The Rules Apply to Everyone. EVERYONE!
Many Christians (and I’m being very generous on that “many” escape hatch there) think that their marriage rules will make any marriage happy and long-lasting. Even nice Christians can get like that.
That’s why that stupid Fireproof movie–and the criminally-inept book sold alongside it, The Love Dare–had a supposedly atheist guy going through a Christian workbook to save his ailing marriage to another atheist. Similarly, a lot of these complementarian-created marriage-advice books end up with reviews from shocked non-fundagelicals who didn’t realize what they’d bought till they were halfway through reading them.
So no. Their rules don’t apply to everyone or work for everyone, no matter how much they might insist otherwise.
And let me say, Braighden wasn’t too happy when I laughed at him and dismissed his concerns and told him he wasn’t my daddy so he didn’t get to lecture me.
I wonder if he remembers my essay.
If so, Braighden me lad, we’re coming up on almost 20 years together now. Still happy. Still respectful–truly so, not fakely so like complementarian men mistake for the real thing.
And it’s sad that you can’t talk to Mr. Captain himself, because he’d set you straight about how much pity he needs from a guy who doesn’t have the first clue how to conduct a good relationship.
NEXT UP: Performative respect is no respect at all. But it’s all complementarian men want. Then we’ll peek in on that Luke nitwit for an update–and another deeply upset complementarian man in my past.

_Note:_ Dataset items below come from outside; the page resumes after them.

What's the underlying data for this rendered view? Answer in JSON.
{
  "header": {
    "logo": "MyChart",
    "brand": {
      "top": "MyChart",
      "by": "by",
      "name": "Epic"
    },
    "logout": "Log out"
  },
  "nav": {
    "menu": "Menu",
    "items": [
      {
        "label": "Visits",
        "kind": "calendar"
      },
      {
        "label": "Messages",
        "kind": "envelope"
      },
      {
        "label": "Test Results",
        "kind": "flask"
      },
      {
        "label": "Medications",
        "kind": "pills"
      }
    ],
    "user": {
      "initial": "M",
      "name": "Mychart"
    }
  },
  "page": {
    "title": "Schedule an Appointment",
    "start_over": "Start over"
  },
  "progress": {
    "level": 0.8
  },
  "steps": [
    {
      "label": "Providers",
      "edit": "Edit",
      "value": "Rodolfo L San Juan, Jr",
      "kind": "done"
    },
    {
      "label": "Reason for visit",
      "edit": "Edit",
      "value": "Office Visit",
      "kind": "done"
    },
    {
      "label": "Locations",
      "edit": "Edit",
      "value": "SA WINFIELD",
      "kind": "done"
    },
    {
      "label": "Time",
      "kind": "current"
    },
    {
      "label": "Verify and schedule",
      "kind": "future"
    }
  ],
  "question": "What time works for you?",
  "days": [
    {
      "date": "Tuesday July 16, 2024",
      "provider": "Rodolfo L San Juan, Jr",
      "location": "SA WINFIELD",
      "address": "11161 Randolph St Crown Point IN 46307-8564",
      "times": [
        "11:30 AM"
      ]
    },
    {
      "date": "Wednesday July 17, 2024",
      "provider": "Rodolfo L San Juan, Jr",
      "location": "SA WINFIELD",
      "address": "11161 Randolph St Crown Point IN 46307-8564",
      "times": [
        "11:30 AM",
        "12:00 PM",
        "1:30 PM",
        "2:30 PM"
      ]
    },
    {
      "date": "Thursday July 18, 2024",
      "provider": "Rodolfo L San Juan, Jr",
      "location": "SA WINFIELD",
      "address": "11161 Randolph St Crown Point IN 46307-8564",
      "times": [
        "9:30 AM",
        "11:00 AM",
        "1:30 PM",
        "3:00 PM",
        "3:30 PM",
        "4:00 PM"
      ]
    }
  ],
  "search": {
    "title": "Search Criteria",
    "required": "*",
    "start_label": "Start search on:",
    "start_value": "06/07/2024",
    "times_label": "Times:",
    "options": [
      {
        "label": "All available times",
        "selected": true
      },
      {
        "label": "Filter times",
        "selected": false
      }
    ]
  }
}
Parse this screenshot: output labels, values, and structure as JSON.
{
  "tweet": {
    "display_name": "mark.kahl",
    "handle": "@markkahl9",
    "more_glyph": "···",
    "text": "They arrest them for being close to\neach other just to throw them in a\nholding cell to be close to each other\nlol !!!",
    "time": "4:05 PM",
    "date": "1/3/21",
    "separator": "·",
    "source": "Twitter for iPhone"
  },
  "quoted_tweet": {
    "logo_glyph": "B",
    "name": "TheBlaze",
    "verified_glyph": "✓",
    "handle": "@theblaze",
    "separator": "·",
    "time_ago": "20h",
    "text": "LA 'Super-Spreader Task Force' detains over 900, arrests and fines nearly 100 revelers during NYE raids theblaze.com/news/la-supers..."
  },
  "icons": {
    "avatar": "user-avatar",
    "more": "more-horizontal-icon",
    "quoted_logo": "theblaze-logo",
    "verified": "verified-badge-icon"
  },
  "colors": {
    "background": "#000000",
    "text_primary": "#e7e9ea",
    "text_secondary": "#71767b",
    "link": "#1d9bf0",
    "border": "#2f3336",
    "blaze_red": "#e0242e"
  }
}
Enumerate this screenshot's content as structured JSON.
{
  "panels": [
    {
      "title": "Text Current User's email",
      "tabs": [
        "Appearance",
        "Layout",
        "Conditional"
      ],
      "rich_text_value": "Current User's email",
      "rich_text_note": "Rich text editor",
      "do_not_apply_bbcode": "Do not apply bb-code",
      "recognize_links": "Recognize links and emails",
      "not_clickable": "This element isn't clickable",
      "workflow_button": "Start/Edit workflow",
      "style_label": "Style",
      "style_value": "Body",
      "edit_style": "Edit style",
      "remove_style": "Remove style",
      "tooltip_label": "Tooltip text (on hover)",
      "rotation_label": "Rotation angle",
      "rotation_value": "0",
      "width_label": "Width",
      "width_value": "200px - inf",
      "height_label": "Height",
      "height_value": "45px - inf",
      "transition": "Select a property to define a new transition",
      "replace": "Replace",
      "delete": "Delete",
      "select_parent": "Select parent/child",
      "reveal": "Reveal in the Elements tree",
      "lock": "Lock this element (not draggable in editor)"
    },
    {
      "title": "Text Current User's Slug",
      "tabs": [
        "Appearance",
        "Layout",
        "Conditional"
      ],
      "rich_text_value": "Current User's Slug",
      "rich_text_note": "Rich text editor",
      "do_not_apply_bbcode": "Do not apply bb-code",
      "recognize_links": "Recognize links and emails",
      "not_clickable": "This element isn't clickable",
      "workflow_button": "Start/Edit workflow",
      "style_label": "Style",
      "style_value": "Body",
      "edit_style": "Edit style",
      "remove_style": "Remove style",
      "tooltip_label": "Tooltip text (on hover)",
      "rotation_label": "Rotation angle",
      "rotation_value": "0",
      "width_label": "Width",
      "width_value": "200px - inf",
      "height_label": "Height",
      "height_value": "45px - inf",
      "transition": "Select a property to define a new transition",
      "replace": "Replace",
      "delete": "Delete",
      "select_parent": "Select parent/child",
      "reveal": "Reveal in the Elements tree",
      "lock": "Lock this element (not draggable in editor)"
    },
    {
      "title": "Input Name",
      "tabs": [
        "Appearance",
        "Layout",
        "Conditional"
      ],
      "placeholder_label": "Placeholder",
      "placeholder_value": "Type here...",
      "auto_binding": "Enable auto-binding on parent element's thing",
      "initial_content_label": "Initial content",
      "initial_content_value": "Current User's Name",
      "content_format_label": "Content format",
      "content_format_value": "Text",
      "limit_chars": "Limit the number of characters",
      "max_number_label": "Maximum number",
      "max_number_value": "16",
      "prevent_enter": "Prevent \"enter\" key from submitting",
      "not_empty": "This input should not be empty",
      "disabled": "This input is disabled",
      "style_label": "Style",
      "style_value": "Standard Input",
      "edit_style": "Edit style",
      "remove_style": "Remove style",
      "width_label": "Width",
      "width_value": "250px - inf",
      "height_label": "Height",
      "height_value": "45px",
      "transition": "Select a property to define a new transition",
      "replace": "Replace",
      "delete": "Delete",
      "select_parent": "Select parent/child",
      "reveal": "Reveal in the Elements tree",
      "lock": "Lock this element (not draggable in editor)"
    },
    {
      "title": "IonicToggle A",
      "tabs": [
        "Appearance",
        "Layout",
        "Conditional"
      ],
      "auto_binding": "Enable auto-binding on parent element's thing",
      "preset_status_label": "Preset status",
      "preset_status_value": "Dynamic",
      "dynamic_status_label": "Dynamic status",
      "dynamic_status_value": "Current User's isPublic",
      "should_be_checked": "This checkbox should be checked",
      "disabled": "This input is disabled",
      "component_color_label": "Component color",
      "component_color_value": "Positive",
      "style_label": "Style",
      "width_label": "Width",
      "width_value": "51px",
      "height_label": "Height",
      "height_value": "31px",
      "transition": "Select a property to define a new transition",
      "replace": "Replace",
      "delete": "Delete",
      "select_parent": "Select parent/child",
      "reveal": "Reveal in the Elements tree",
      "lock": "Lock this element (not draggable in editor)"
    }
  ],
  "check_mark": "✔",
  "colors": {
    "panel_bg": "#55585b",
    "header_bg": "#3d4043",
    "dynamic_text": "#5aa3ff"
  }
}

See you next time!
About the reaction: None of my online or meatspace friends saw anything wrong with us marrying whenever we saw fit. But at work, all hell broke loose. See, I live in Mormon Central. Consequently, pretty much everyone at my then-job was either fundagelical or Mormon.
One day, they asked me when we planned to marry. I said “at some point when we’ve both gotten our personal affairs in order.” And–get this–they all thought that Mr. Captain was stringing me along. Indeed, that’s exactly what men in their culture do when they don’t wanna get married, but do wanna get the milk for free (so to speak): they set up a perma-engagement that simply never turns into a wedding day. So the women at work literally didn’t believe me when I told them that no, this long wait was actually all my idea and I was 100% the holdup on that project. They gave me pitying glances and sad clucking noises. WTF-EVER. (Back to the post!)
About Biff: I know you didn’t need yet another reason to despise that dipstick. But if I ever needed to provide another one, one that went over the top of almost every other thing I’ve said about him on this entire blog, I could do it simply by telling you about the supremely disrespectful way he proposed. I wish I’d had common sense and self-respect enough to dump him on the spot over it. Now I realize he was testing me to make sure I’d be a good lifelong source of supply for his narcissistic needs. (Back to the post!)